Hayatta sağlıklı bir varoluş için gerekli olan üç adım vardır. Bunlar sırasıyla; ayrışmak, farklılaşmak ve bireyselleşmektir. Doğduğumuz andan itibaren bir yapının parçası olarak yaşamaya başlarız. Bu yapının aidiyeti ile belirli kültürel özellikler kazanıp kendimizi bu yapıya ait ve var olmuş hissedebiliriz. Ancak zaman içinde biyolojik farklılıklarımız ve bireysel özelliklerimiz ortaya çıkmaya, kendini göstermeye başlar. Bu başlangıç artık ayrı bir birey olduğumuzun ilk habercisidir. Zamanla ailemizin ve çevremizin uygun gördüğü şeyleri artık uygun görmemeye ve bunlardan rahatsızlık duymaya başlayabiliriz. Bu durum insan olmanın doğasında vardır. Ancak yaşamak olarak tanımladığımız şey hayatta kalmak ve insan olarak sosyal çevrenin içinde var olmaktır. Zaman içerisinde bu farklılıklarımızdan dolayı sosyal yapıdan uzaklaşacağımız düşüncesiyle kaygı ve suçluluk hisseder hale gelebiliriz. Tam burası ait olduğumuz sınırların içinde kalmanın ve kendi sınırlarımızı çizmenin ikileminin yaşandığı yerdir.

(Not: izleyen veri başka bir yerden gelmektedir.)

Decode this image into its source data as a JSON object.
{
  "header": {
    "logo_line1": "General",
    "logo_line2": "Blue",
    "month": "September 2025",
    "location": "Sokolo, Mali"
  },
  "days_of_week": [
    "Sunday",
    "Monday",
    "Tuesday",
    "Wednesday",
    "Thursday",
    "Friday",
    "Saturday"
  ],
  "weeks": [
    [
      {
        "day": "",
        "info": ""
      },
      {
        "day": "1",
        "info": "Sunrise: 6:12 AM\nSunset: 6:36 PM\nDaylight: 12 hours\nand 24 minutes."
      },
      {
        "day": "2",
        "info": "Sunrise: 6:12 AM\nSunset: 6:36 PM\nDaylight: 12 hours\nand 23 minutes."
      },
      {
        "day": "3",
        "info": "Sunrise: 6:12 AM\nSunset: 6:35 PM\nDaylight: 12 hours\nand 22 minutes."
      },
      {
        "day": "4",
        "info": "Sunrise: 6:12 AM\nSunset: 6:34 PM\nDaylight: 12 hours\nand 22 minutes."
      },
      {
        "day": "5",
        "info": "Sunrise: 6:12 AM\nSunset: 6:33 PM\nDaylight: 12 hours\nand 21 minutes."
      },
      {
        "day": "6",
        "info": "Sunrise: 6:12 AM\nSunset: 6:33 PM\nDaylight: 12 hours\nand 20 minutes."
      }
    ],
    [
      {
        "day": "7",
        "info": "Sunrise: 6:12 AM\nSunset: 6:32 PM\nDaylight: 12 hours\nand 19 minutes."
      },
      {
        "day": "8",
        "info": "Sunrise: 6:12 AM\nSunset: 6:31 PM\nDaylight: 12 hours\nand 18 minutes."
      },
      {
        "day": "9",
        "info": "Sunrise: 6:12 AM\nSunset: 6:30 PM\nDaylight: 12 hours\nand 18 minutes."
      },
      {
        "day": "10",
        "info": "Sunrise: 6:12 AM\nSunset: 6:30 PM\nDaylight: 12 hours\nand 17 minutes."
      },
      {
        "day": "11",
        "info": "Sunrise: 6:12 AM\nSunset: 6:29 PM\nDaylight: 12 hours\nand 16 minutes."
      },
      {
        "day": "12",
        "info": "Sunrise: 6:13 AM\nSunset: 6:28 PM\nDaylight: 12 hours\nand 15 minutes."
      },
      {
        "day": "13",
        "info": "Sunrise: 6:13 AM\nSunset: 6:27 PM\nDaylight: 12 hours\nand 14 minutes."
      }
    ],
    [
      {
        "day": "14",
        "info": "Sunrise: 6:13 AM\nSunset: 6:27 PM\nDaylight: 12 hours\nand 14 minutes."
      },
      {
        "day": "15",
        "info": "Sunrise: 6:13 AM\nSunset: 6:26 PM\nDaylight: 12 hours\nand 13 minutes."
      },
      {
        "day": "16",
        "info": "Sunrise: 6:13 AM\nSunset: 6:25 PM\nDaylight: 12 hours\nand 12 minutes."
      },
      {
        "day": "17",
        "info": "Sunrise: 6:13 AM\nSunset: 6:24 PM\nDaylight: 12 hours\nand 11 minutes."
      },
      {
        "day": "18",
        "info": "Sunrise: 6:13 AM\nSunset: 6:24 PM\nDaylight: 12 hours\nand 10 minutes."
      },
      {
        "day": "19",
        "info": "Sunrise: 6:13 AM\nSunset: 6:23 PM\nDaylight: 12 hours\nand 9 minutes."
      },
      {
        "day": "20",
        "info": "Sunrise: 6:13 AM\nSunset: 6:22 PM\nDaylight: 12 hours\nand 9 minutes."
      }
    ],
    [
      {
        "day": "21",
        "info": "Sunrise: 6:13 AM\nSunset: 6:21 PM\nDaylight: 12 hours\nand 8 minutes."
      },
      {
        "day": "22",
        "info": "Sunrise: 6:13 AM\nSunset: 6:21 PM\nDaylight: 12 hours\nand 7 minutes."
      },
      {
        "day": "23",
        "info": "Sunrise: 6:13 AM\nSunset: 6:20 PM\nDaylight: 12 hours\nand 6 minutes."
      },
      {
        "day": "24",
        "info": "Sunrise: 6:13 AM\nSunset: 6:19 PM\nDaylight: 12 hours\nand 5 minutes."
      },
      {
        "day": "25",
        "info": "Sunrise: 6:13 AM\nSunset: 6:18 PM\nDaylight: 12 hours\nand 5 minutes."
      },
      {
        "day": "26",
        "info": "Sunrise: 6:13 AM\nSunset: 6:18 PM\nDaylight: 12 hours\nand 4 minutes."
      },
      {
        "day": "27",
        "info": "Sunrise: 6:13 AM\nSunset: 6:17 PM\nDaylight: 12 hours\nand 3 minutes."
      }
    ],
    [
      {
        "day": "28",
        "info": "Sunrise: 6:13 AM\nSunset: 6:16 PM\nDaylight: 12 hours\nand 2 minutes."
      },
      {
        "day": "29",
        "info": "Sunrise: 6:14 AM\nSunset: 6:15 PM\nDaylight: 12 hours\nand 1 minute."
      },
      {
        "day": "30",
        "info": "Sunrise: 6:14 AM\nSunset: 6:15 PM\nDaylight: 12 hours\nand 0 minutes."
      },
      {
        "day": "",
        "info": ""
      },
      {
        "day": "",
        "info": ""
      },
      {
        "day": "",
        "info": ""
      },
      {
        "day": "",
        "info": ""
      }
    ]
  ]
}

Bu ikilemin ne yönde olduğu hayatta ‘büyümek' dediğimiz olguyu meydana getirir. Kendi alanımızı belirleyebildiğimiz, kendimizi tanıyabildiğimiz ve geliştirebildiğimiz ölçüde var oluruz ve huzurlu bir hayatı inşa etmemiz mümkün olur. Bu noktada bahsettiğimiz alan kavramı bir diğer tanımla ‘sınırlar' olarak adlandırılmaktadır. Bazen bu sınırların ebeveynler, arkadaşlar, partnerler tarafından ihlalleriyle acıyı deneyimleriz. Bu durumda sıkışmış, bunalmış ve öfkeli bir hal alabiliriz. Bu durum hayat dair bakış açılarımızı, becerisel gelişimimizi ve performansımızı etkiler niteliktedirler.Zamanla bu ruh hali, karşımıza tıkandığımız ve zorlandığımız durumları ortaya çıkarabilmektedir. Bu durumlardan kurtulmak için sınırlarımızı çizebilir olmamız önemli bir çözümdür ve içinde zorlukları da kolaylıkları da barındırır.
En önemli kısım hayatta bize uygun olan şartların neler olduğunu belirleyebilmektir. Nelerin bizim için değerli olduğu, nelere ihtiyaç duyduğumuz, nelerden hoşlandığımızı belirlemek çözüme giden önemli adımlardır.Kendi alanlarımızı belirlemek için manipülatif karşılıkları iyi bir şekilde ayırt etmek faydalı olacaktır. Bu durum için ise devamlılık gösteren can sıkıntılarımızı gözlemlemek faydalı olacaktır. Bir diğer nokta ise hayır diyebilmekten geçer ki bu durum sınır çizmekte zorlanıldığının en yaygın belirtisidir. Hayır diyebilmek için, alışılmış rutinlerden kurtuluyor olmak ve gerçek ihtiyaçlarımızı gözlemlemek çözüme giden yolda yardımcı olacak metotlardır.